Critically assess & evaluate the Programme ‘Bus pass Workaholics’ and prepare a management briefing report providing recommendations in reviewing the policy on retirement & the potential impact of ageism within organisations. The Employment Equality (Age) regulations 2006 gave hope to many older employees and helped to protect them in the work place. Although it means employers have had to change certain aspects of how they work, it’s been for the better and allowed employees more protection against discrimination.
The changes have been put in for employees to help from discrimination and to help employees work into retirement age. Many older employees haven’t got a pension to live off when they get to retirement, through either not setting one up, not contributing enough or their pension scheme collapsing, there have been several manufacturing and textiles firms that have had pension schemes collapse and this has meant employees being forced to carry on working.
People are finding that their state pension isn’t suffice to live on and that they need extra income. Women may have suffered with their state pensions due to National Insurance contributions, some women took years off work to them having kids or being a housewife, when its come to retirement they’ve found out their state pension is reduced, although they can claim back 6years in some cases it still isn’t enough. In both circumstances it has forced them to either go back to work or continue with their employment at the time.
Increased life expectancy has meant more people over 50 years of age are now working than ever before, around 20 million in the UK (Acas, 2006) in the UK; this is set to continue over the next 20 years. With life expectancies higher, the money some have put away isn’t enough, many don’t have any savings and when thy get to retirement age they’re being forced to carry on working. More pensioners have other commitments now than ever before, the amount of pensioners with mortgages in retirement age is now 1. 76 million (Scottish Widows, 2006), that’s one in six.
The financial burden a mortgage can have is great at any age, but in retirement it can cause huge strain. Several financial providers are giving pensioners mortgages at unlimited ages encouraging them to borrow further. As the life expectancy goes up more pensioners are looking to work longer because they want to or just because they can. As the health of pensioners is improving they feel they can still achieve what they want in the workplace. It could also mean them being able to carry on with their lifestyle by doing this.
Experience – Older employees are going to have the experience of working in some cases up to 50 years, the experience ; knowledge that they could bring maybe vital in going forward. From the Sylvester case its evident the company has benefited from his past knowledge and work experiences, this together with the new ideas generated with the younger employees seems to have a balance. Commitment – Generally the commitment from older employees can be better than younger staff, they appreciate the position they are given and can possess a work ethic that is different from younger staff.
This commitment can be seen and underlined in the Bus Pass documentary with the Employees of the Golfing range getting up at the small hours of the morning and at times doing there jobs in severe conditions. Flexibility – The flexibility that age group can bring to an organisation may help to not only let the employee wind down without retiring all together, but it also gives firms the opportunity to use the employees strengths in having them as a mentor, helping younger employees develop and play a part in decision making.
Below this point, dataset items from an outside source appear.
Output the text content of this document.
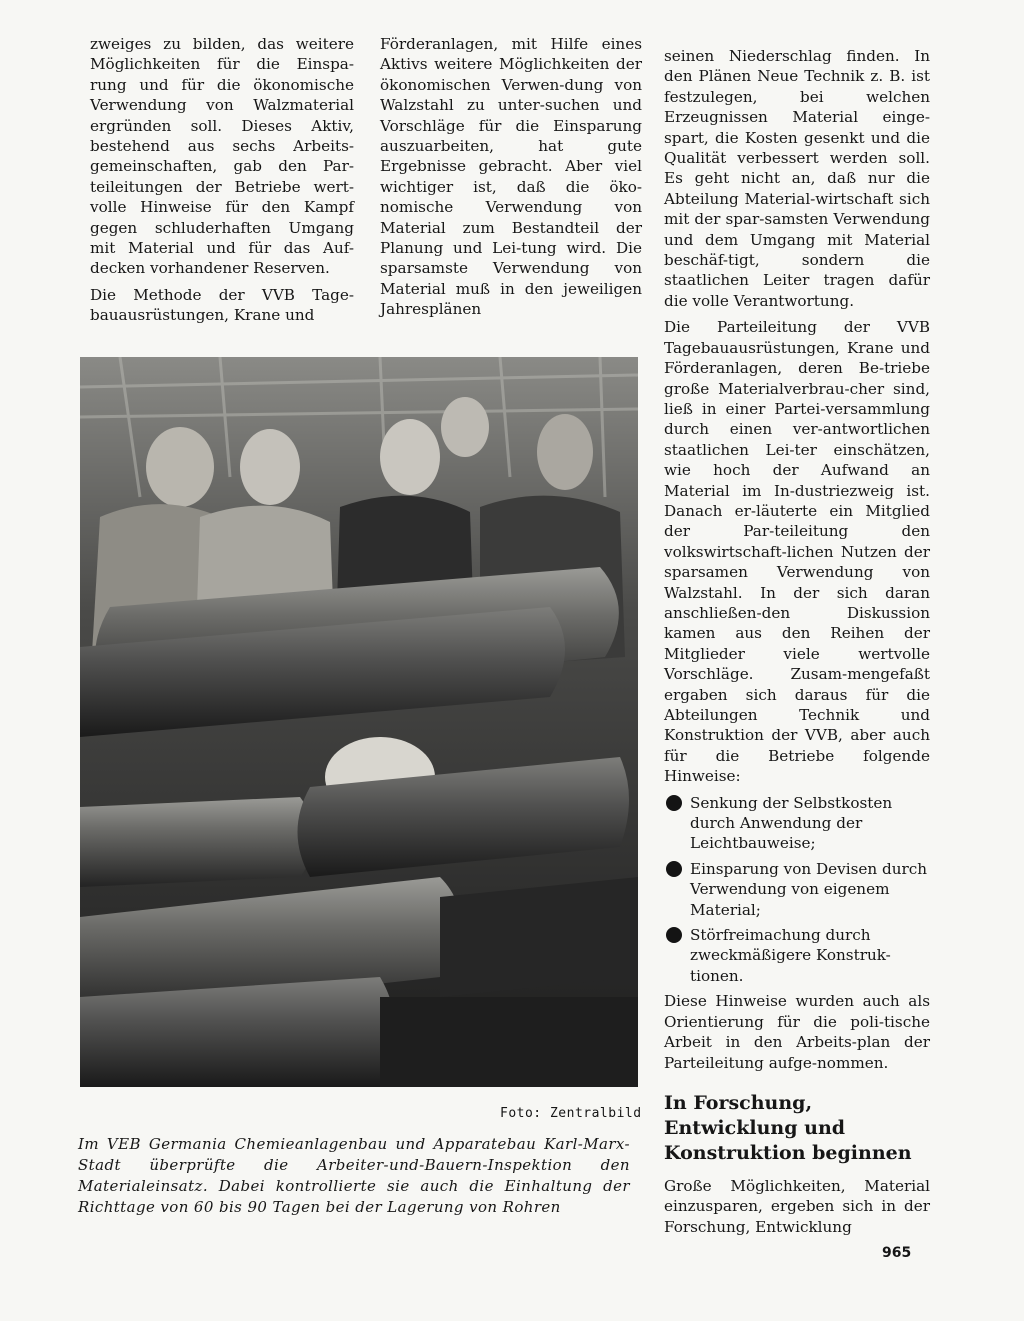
zweiges zu bilden, das weitere Möglichkeiten für die Einspa-rung und für die ökonomische Verwendung von Walzmaterial ergründen soll. Dieses Aktiv, bestehend aus sechs Arbeits-gemeinschaften, gab den Par-teileitungen der Betriebe wert-volle Hinweise für den Kampf gegen schluderhaften Umgang mit Material und für das Auf-decken vorhandener Reserven.

Die Methode der VVB Tage-bauausrüstungen, Krane und

Förderanlagen, mit Hilfe eines Aktivs weitere Möglichkeiten der ökonomischen Verwen-dung von Walzstahl zu unter-suchen und Vorschläge für die Einsparung auszuarbeiten, hat gute Ergebnisse gebracht. Aber viel wichtiger ist, daß die öko-nomische Verwendung von Material zum Bestandteil der Planung und Lei-tung wird. Die sparsamste Verwendung von Material muß in den jeweiligen Jahresplänen

seinen Niederschlag finden. In den Plänen Neue Technik z. B. ist festzulegen, bei welchen Erzeugnissen Material einge-spart, die Kosten gesenkt und die Qualität verbessert werden soll. Es geht nicht an, daß nur die Abteilung Material-wirtschaft sich mit der spar-samsten Verwendung und dem Umgang mit Material beschäf-tigt, sondern die staatlichen Leiter tragen dafür die volle Verantwortung.

Die Parteileitung der VVB Tagebauausrüstungen, Krane und Förderanlagen, deren Be-triebe große Materialverbrau-cher sind, ließ in einer Partei-versammlung durch einen ver-antwortlichen staatlichen Lei-ter einschätzen, wie hoch der Aufwand an Material im In-dustriezweig ist. Danach er-läuterte ein Mitglied der Par-teileitung den volkswirtschaft-lichen Nutzen der sparsamen Verwendung von Walzstahl. In der sich daran anschließen-den Diskussion kamen aus den Reihen der Mitglieder viele wertvolle Vorschläge. Zusam-mengefaßt ergaben sich daraus für die Abteilungen Technik und Konstruktion der VVB, aber auch für die Betriebe folgende Hinweise:

Senkung der Selbstkosten durch Anwendung der Leichtbauweise;
Einsparung von Devisen durch Verwendung von eigenem Material;
Störfreimachung durch zweckmäßigere Konstruk-tionen.

Diese Hinweise wurden auch als Orientierung für die poli-tische Arbeit in den Arbeits-plan der Parteileitung aufge-nommen.

In Forschung, Entwicklung und Konstruktion beginnen

Große Möglichkeiten, Material einzusparen, ergeben sich in der Forschung, Entwicklung

Foto: Zentralbild
Im VEB Germania Chemieanlagenbau und Apparatebau Karl-Marx-Stadt überprüfte die Arbeiter-und-Bauern-Inspektion den Materialeinsatz. Dabei kontrollierte sie auch die Einhaltung der Richttage von 60 bis 90 Tagen bei der Lagerung von Rohren
965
McDonalds have become one of the more prominent employers for staff over 65,employing over 500 hundred staff over 65, this has been lead with the advertising campaigns for recruiting, their slogan of ‘we have the shift patterns to suit the lifestyles of all our crew’ (HR International Digset,2007) shows there commitment to being flexible for older employees. Drawbacks Resentment/Morale – Having to work into retirement without choice could have an impact psychologically on an employee.
They may start to fell resentment towards the company for still having to work. This resentment could have an effect on the other staff ; the negativity could mean morale is lowered. Friction may develop from this with younger staff then beginning to resent the older staff and potentially lead to discrimination. No Natural Gaps – Morale could also be affected by no natural gaps occurring within an organisation, it would mean younger staff feeling frustrated not getting any opportunities.
This could lead to them leaving or causing discrimination again. Cost – This is always important ; additional costs could be involved in having employees in roles past normal retirement age. Training may be needed if kept on; if a role change is needed then additional training may be required. Other costs may involve making sure that the employee’s health is ok with regular check ups & also the additional costs in training all staff on the topic of discrimination.